Regardless of what side of the vaccine mandate people are on, Katz said if health care workers resign it will impact the community.
“We have a fairly small hospital and a fairly large service area dependent on our services,” he said. “Staff members who have to make the choice between being vaccinated and losing their livelihood also have an impact on the community to whatever degree they lose staff members over this. The hospital is one of the major employers in the community.”
“CHI St. Joseph's Health is part of CommonSpirit Health – one of the largest health systems in the country,” Communication/Marketing Director Sonja Day said. “On Aug. 12, CommonSpirit Health announced it would require all employees to be fully vaccinated against COVID-19 as a condition of employment, just as we do with the flu vaccine.

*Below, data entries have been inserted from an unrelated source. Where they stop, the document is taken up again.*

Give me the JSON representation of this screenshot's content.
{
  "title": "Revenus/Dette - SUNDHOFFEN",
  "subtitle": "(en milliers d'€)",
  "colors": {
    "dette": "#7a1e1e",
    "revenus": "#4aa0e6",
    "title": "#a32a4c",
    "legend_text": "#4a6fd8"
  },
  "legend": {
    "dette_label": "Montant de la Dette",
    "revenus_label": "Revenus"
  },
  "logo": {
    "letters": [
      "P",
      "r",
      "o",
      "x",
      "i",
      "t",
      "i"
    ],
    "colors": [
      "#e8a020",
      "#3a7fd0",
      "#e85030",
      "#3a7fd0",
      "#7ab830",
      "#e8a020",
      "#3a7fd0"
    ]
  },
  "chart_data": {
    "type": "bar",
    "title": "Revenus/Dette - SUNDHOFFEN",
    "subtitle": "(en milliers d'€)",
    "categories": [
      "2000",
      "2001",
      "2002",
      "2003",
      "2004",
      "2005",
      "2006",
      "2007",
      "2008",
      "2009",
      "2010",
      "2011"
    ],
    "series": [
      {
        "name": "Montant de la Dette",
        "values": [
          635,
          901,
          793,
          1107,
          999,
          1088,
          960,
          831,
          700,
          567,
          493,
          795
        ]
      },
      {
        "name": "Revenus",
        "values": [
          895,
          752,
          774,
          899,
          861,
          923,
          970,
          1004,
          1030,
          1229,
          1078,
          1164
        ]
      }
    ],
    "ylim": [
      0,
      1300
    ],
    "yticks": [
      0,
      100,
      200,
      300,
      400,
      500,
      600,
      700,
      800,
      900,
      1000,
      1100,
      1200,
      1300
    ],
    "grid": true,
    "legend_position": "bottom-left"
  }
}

“As health care providers we have a responsibility to help end this pandemic and protect our patients, our colleagues, and those in our communities. Requiring vaccination for our teams is critical to maintaining a safe care environment, keeping our communities safe and bringing an end to this pandemic as quickly as possible.”
Day said religious and medical exemptions are available for those who qualify. “The number of employees who applied for an exemption will be available once the deadline passes,” she said.
“The nursing shortage across the country is very real. CHI St. Joseph's Health will continue to recruit the very best to work with this dedicated team.”